Selasa, 02 September 2008

Ketika Dilahirkan kembali

Judul diatas pasti langsung mengarahkan pikiran anda pada sosok bayi mungil, bayi siapa saja dan tidak perlu kita pertanyakan bagaimana proses kelahirannya, dengan sengaja atau tidak sengaja, dengan cinta atau nafsu, dengan rela atau terpaksa, pasti bayi itu bersih dari iri, dengki, dendam, amarah, salah dan dosa। Ya! Semoga kitalah bayi-bayi itu, yang dilahirkan kembali setelah sebulan penuh berpuasa, tentunya dengan penuh keimanan dan keikhlasan.

Dalam tulisan ini saya tidak membahas tentang kelahiran kita kembali seperti bayi yang tanpa salah dan dosa, karena sebentar lagi kita pun pasti akan kembali berbuat salah. Toh, manusia memang tempatnya salah dan lupa. Dunia ini memang pertarungan antara pahala dan dosa, saling himpit-menghimpit, saling desak-mendesak, dan hasil akhirnya su’ul khotimah atau husnul khotimah Dia yang menentukan pemenangnya. Jadi, biarkan masalah pahala dan dosa itu menjadi wewenang-Nya. Lagipula manusia masuk sorga atau neraka bukan karena besarnya pahala atau dosa tapi semata-mata karena besarnya kasih sayang dan keadilan-Nya.

Text Box: Kita melihat orang-orang mengalami kemajuan selama beberapa waktu, tetapi tiba-tiba mandek. Kapan mereka mandek? Mereka mandek saat kehilangan individualitas mereka.  (John Stuart Mill) Yang ingin saya bahas di sini adalah adanya simbol dilahirkan kembali seperti bayi merupakan isyarat agar kita terus melakukan pendewasan diri, pematangan diri.

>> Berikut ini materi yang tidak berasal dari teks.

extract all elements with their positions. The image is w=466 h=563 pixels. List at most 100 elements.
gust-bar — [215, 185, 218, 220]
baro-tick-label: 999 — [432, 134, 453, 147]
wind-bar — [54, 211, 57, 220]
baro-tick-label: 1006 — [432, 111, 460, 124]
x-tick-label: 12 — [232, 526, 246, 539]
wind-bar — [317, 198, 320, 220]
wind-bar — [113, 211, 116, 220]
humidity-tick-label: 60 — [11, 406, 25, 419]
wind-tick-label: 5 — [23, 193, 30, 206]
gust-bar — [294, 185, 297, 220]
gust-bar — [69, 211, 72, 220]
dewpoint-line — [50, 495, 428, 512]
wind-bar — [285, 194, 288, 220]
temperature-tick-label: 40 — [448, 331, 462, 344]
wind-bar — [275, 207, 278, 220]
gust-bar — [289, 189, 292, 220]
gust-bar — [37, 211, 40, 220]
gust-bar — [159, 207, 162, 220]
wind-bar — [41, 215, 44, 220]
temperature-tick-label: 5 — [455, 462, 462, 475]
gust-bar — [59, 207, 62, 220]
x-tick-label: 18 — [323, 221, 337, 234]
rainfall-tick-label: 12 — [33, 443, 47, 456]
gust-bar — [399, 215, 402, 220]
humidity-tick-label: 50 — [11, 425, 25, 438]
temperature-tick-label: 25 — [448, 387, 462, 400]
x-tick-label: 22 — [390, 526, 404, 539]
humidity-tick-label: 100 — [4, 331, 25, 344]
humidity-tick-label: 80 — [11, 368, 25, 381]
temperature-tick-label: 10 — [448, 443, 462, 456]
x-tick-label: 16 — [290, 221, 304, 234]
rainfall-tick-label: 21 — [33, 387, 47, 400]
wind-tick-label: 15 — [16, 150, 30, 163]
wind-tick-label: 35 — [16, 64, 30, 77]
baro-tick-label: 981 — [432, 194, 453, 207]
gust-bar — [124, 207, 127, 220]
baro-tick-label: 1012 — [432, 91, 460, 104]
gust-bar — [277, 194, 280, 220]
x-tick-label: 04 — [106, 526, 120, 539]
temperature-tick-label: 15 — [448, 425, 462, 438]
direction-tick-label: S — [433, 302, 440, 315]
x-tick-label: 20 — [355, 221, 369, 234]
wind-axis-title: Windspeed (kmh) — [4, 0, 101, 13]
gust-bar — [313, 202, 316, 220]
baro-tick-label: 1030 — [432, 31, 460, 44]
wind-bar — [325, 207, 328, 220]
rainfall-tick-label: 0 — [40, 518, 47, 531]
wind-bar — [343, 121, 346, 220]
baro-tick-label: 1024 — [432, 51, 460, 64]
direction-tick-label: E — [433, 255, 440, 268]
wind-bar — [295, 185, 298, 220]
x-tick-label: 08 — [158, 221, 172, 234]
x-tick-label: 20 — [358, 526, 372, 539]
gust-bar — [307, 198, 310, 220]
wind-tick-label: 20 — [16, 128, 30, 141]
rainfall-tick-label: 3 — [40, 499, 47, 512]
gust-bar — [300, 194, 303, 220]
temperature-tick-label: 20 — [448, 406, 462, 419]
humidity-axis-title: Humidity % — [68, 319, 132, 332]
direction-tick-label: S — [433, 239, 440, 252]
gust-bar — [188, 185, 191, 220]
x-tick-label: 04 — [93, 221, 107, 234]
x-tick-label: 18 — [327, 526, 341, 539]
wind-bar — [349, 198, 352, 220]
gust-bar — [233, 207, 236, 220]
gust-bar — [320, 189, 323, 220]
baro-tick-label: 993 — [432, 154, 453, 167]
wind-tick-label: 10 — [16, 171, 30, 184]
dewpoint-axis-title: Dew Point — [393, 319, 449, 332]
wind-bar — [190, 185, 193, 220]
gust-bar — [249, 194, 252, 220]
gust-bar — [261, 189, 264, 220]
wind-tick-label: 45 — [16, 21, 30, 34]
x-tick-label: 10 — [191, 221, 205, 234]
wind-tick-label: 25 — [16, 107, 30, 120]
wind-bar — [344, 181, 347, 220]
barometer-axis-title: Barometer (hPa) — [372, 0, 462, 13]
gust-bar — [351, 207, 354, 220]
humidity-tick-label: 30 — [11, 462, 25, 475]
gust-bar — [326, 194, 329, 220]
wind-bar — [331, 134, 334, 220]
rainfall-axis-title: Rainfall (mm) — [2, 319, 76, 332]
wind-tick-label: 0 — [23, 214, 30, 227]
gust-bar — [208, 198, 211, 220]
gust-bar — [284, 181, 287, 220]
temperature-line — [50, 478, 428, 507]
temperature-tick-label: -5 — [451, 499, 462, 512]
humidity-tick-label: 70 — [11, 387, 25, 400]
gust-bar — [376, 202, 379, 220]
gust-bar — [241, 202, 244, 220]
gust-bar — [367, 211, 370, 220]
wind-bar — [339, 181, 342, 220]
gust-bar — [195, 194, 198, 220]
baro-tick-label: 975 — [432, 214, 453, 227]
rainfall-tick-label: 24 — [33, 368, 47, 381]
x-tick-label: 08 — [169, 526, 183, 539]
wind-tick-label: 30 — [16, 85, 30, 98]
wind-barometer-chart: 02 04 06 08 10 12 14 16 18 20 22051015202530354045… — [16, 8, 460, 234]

Dilahirkan kembali agar kita menjadi dewasa yang sebenarnya. Seperti nanti kita dimatikan agar menjadi hidup yang sebenarnya. Tapi seringkali kita lupa bagaimana caranya melakukan pendewasaan diri seperti yang dulu kita lakukan pada pertama kali kita benar-benar dilahirkan.

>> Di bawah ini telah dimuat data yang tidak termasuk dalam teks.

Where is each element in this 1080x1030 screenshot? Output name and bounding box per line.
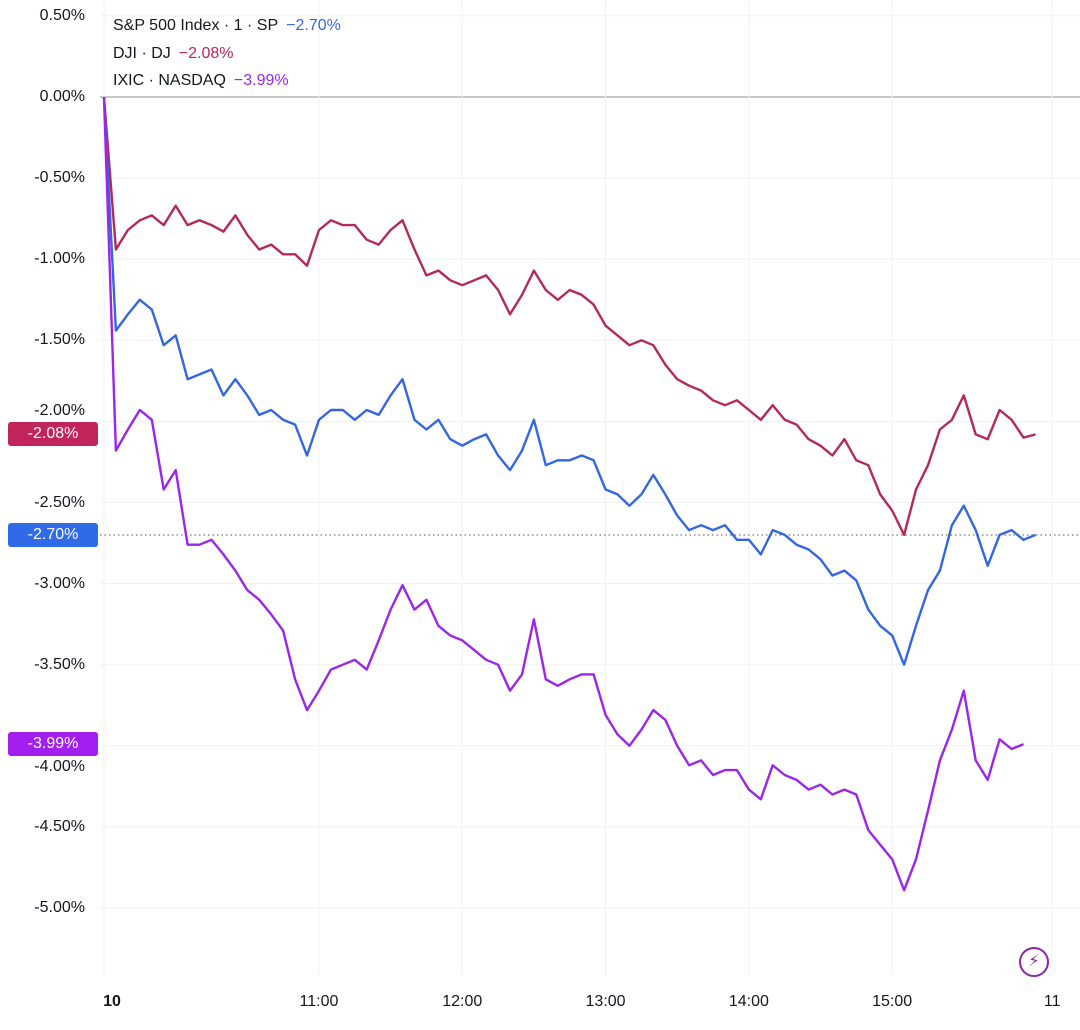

Dahulu, rasa ingin tahu kita sangat besar. Tanya ini dan Tanya itu. Kita sibuk melakukan eksperimen, kita bongkar mainan baru dan bagus, hanya karena ingin tahu ada apa di dalamnya. Sampai kita berani ingin memegang api, hanya karena ingin tahu. Tapi sekarang? Dahulu, kita selalu ingin bisa. Ingin bisa jalan, tidak lelah-lelahnya kita berlatih. Ingin bisa bicara seperti orang lain, tidak bosan-bosannya kita mengulang ucapan mereka.

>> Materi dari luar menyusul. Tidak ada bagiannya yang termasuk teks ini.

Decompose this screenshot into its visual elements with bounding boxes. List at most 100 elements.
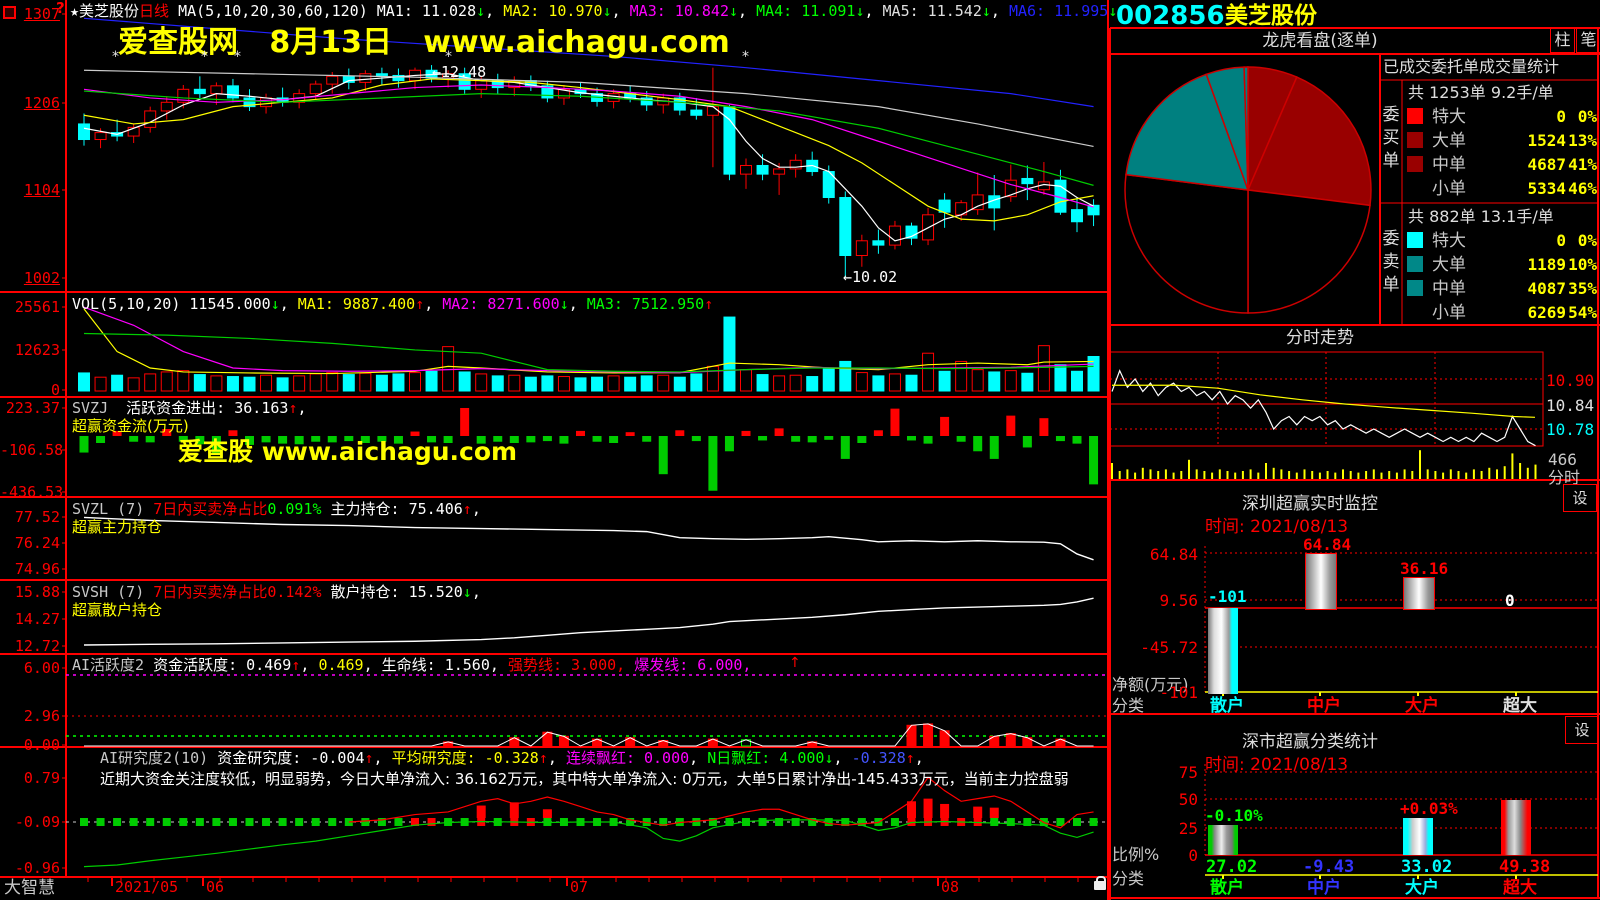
intraday-price-label: 10.84 [1546,396,1595,415]
header-segment: ↓ [476,2,486,20]
alert-arrow: ↑ [789,655,801,671]
header-segment: ↓ [981,2,991,20]
header-segment: ↑ [288,399,298,417]
header-segment: SVZJ [72,399,109,417]
header-segment: 主力持仓: 75.406 [321,500,463,518]
help-icon[interactable]: ? [56,0,65,17]
timeline-label[interactable]: 06 [206,878,225,896]
header-segment: -0.328 [851,749,906,767]
header-segment: ↓ [559,295,569,313]
stats-row-value: 1189 [1527,255,1566,274]
price-annotation: ←12.48 [432,63,487,81]
classify-value: 27.02 [1206,857,1258,877]
stats-row-label: 大单 [1432,131,1466,151]
header-segment: 生命线: 1.560, [381,656,508,674]
header-segment: 强势线: 3.000, [507,656,635,674]
window-icon[interactable] [3,6,16,19]
classify-cat-label: 大户 [1405,878,1439,898]
monitor-value: -101 [1208,587,1247,606]
header-segment: 连续飘红: 0.000 [565,749,690,767]
axis-label-main: 1206 [23,94,60,112]
header-segment: , [297,399,307,417]
axis-label-main: 1104 [23,181,60,199]
header-segment: ↓ [855,2,865,20]
svzj-panel-header: SVZJ 活跃资金进出: 36.163↑, [72,400,307,417]
axis-label-main: 1002 [23,269,60,287]
classify-cat-label: 超大 [1503,878,1537,898]
svzj-subtitle: 超赢资金流(万元) [72,417,189,435]
stats-row-value: 4087 [1527,279,1566,298]
header-segment: ↑ [462,500,472,518]
buy-summary: 共 1253单 9.2手/单 [1408,83,1554,102]
timeline-label[interactable]: 08 [941,878,960,896]
header-segment: ↑ [905,749,915,767]
timeline-label[interactable]: 2021/05 [115,878,179,896]
header-segment: 资金研究度: -0.004 [217,749,365,767]
axis-label-ai2: -0.96 [14,859,60,877]
monitor-value: 36.16 [1400,559,1449,578]
watermark-mid: 爱查股 www.aichagu.com [178,437,518,466]
header-segment: MA3: 7512.950 [586,295,705,313]
header-segment: , [689,749,708,767]
swatch-中单 [1407,156,1423,172]
stats-title: 已成交委托单成交量统计 [1383,57,1560,76]
stock-name: 美芝股份 [1225,3,1317,29]
classify-settings-button[interactable]: 设 [1565,716,1599,744]
monitor-axis-label: 64.84 [1149,545,1198,564]
axis-label-vol: 25561 [14,298,60,316]
ai-activity-header: AI活跃度2 资金活跃度: 0.469↑, 0.469, 生命线: 1.560,… [72,657,751,674]
header-segment: , [471,500,481,518]
axis-label-svzl: 74.96 [14,560,60,578]
header-segment: 爆发线: 6.000, [634,656,752,674]
svzl-subtitle: 超赢主力持仓 [72,518,163,536]
header-segment: , [300,656,319,674]
header-segment: ↑ [704,295,714,313]
header-segment: ↓ [602,2,612,20]
classify-y-label: 比例% [1112,845,1160,864]
monitor-axis-label: -45.72 [1140,638,1198,657]
header-segment: ↑ [364,749,374,767]
monitor-bar-大户 [1403,577,1435,610]
axis-label-svsh: 12.72 [14,637,60,655]
header-segment: MA1: 11.028 [376,2,477,20]
classify-axis-label: 50 [1178,790,1198,809]
header-segment: MA2: 10.970 [503,2,603,20]
classify-delta: +0.03% [1400,799,1458,819]
classify-cat-label: 散户 [1210,878,1244,898]
monitor-settings-button[interactable]: 设 [1563,484,1597,512]
timeline-label[interactable]: 07 [570,878,589,896]
lock-icon [1094,876,1106,890]
header-segment: MA3: 10.842 [629,2,729,20]
header-segment: , [424,295,443,313]
stats-row-pct: 10% [1568,255,1597,274]
monitor-bar-中户 [1305,553,1337,610]
header-segment: , [471,583,481,601]
stats-row-value: 6269 [1527,303,1566,322]
axis-label-main: 1307 [23,5,60,23]
header-segment: ↑ [291,656,301,674]
intraday-unit: 分时 [1548,468,1581,487]
classify-axis-label: 75 [1178,763,1198,782]
intraday-price-label: 10.90 [1546,371,1595,390]
stats-row-label: 特大 [1432,107,1466,127]
header-segment: , [990,2,1009,20]
swatch-大单 [1407,132,1423,148]
svzl-panel-header: SVZL (7) 7日内买卖净占比0.091% 主力持仓: 75.406↑, [72,501,481,518]
stats-row-label: 中单 [1432,155,1466,175]
header-segment: VOL(5,10,20) 11545.000 [72,295,271,313]
classify-delta: -0.10% [1205,806,1263,826]
tab-pen-chart[interactable]: 笔 [1576,27,1600,53]
monitor-cat-label: 超大 [1503,696,1537,716]
intraday-price-label: 10.78 [1546,420,1595,439]
header-segment: 0.469 [318,656,364,674]
stats-row-label: 大单 [1432,255,1466,275]
stats-row-label: 小单 [1432,179,1466,199]
monitor-value: 0 [1505,591,1515,610]
tab-bar-chart[interactable]: 柱 [1550,27,1575,53]
swatch-中单 [1407,280,1423,296]
stats-row-value: 4687 [1527,155,1566,174]
stats-row-label: 中单 [1432,279,1466,299]
header-segment: , [738,2,757,20]
header-segment: , [373,749,392,767]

Kita pun sering berebut buku, pulpen, pensil dengan kakak, hanya karena ingin seperti kakak. Kita tidak peduli dengan kesalahan-kesalahan yang kita buat, dengan kegagalan-kegagalan, kita terus berlatih dan mencoba. Tokh, yang lain bisa, kenapa kita tidak ? Akhirnya kita berhasil ! Dalam waktu satu tahun, kita sudah mengerti bahasa yang mereka ucapkan. Setidak-tidaknya kita mengerti apa yang mereka mau dari kita. Dalam waktu dua tahun kita sudah lancar berbicara ! Di tambah beberapa bulan lagi, kemahiran berbicara kita sudah seperti orang dewasa. Dalam waktu yang sama pun kita bisa berjalan ! Bahkan berlari !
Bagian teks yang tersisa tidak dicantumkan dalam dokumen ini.